Analogy: signal is how loud you can hear; airtime is whether everyone is talking at once.
👉 Interview tip: "Full bars + slow = airtime/contention. I look at channel utilization and retries, not RSSI."
L257. Clients are sticking to a distant AP at low data rates instead of roaming. How do you confirm the sticky-client behavior and tune ClientMatch and minimum data rates to fix it?
Sticky client = a device clings to a far AP at a low rate instead of roaming to a closer one (clients, not the network, ultimately decide to roam).
Confirm it: in show user-table / client detail, look for clients on an AP with low RSSI and low data rate while a stronger AP is nearby; ClientMatch logs show steering attempts.
Fix it:
- ClientMatch (Aruba's band/AP steering): ensure it's enabled so the controller actively steers sticky clients toward better APs and balances band.
- Raise minimum/basic data rates: disable the slowest legacy rates (for example the low 2.4 GHz DSSS rates 1/2/5.5/11 Mbps, and the lowest OFDM rate 6 Mbps) so distant low-rate clients are nudged to disconnect and reassociate to a nearer AP.
- Check coverage/cell sizing so a better AP genuinely exists.
Analogy: raising min rates is like turning off the faint far speaker so people walk to the nearer one.
👉 Interview tip: Pair ClientMatch with minimum-rate tuning — neither alone fully fixes sticky clients.
L358. A controller failed and clients dropped instead of failing over. Walk through how VRRP, LMS/backup-LMS-IP, and gateway cluster active/standby (AAC/SAC) should have behaved, and how you'd validate the redundancy design.
Clients dropping on a controller failure means redundancy was misconfigured. Expected behavior by model:
- AOS-8 VRRP: controllers share a virtual IP; on failure the backup takes the VIP and APs/clients re-anchor — done right, failover is near-seamless.
- LMS-IP / backup-LMS-IP: the AP system profile must define a backup-LMS-IP; without it the AP has nowhere to fail over to and reboots/drops.
- AOS-10 gateway cluster (AAC/SAC): each client is assigned an Active Anchor Controller (AAC) and a Standby Anchor Controller (SAC); the standby already holds synced client state, so on failure it takes over without a full re-auth.
To validate: confirm backup-LMS-IP is set, verify cluster AAC/SAC pairing and that client state is synced, then actively test by failing a node and watching client continuity.

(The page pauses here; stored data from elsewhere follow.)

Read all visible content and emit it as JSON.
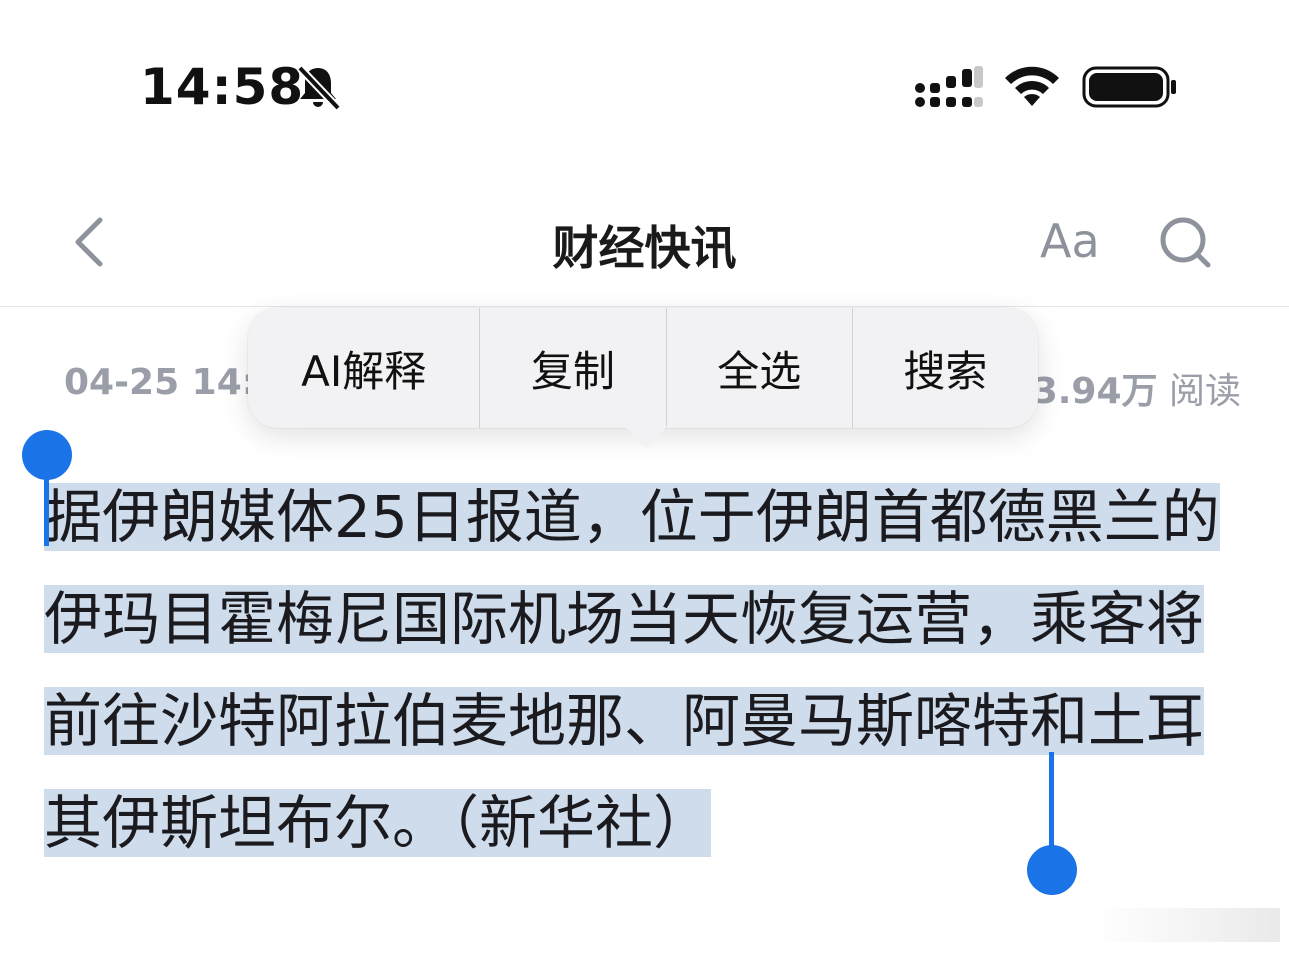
{
  "status_bar": {
    "time": "14:58",
    "icons": [
      "bell-slash-icon",
      "cellular-signal-icon",
      "wifi-icon",
      "battery-icon"
    ]
  },
  "nav": {
    "back_icon": "chevron-left-icon",
    "title": "财经快讯",
    "font_size_button": "Aa",
    "search_icon": "search-icon"
  },
  "meta": {
    "datetime": "04-25 14:3",
    "reads_count": "3.94万",
    "reads_label": "阅读"
  },
  "context_menu": {
    "items": [
      "AI解释",
      "复制",
      "全选",
      "搜索"
    ]
  },
  "article": {
    "text": "据伊朗媒体25日报道，位于伊朗首都德黑兰的伊玛目霍梅尼国际机场当天恢复运营，乘客将前往沙特阿拉伯麦地那、阿曼马斯喀特和土耳其伊斯坦布尔。（新华社）",
    "selection_color": "#cfdcec",
    "handle_color": "#1b73e8"
  }
}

👉 Interview tip: Root cause for "dropped instead of failed over" is usually a missing backup-LMS-IP or no standby anchor — and you must test failover, not assume it.
L359. Intermittent packet loss only on the tunneled SSID, while bridged SSIDs are fine. Using packet capture and datapath analysis, how do you root-cause whether it's GRE/tunnel, MTU, gateway, or upstream switching (LACP/trunk/VLAN) related?

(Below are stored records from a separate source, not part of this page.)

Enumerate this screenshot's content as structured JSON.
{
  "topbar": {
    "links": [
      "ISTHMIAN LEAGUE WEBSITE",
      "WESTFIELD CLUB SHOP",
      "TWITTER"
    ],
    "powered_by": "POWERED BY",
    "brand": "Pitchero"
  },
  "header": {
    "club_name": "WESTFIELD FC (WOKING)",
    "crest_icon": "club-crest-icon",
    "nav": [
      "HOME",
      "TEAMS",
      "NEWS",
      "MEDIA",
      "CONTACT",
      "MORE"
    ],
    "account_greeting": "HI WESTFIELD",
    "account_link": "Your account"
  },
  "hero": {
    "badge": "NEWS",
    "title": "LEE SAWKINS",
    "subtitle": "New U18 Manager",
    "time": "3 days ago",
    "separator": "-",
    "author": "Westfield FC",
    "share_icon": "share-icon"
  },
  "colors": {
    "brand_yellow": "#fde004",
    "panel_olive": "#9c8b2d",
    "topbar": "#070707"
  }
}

The clue is huge: only tunneled traffic loses packets, bridged is fine. Bridged traffic exits the AP locally, while tunneled traffic rides a GRE (optionally IPsec) tunnel to the gateway — so the fault is in that tunnel path, not the RF.
My approach:
- MTU first: GRE/IPsec adds encapsulation overhead; if the underlay path doesn't allow the larger frame, big packets drop while small ones pass (classic intermittent loss). Test with sized/DF-bit pings, and verify jumbo support end-to-end or lower the TCP MSS.
- Datapath: on the gateway use
show datapath sessionplus tunnel and heartbeat counters to see drops and tunnel flaps. - Gateway health: CPU/datapath utilization, cluster failover events.
- Upstream switching: packet-capture both ends; confirm the trunk allows the tunnel/user VLANs and that LACP isn't hashing flows onto a flapping or misconfigured member link.
👉 Interview tip: "Tunnel-only loss almost always means MTU/fragmentation or an upstream trunk/LACP issue on the tunnel path" — and I capture at both the AP and gateway to prove it.
20-minute drill: Pick one question from each section, set a 90-second timer, and answer out loud. If you can sketch the key Aruba Wireless diagram from memory and land each 👉 Interview tip, you’re interview-ready.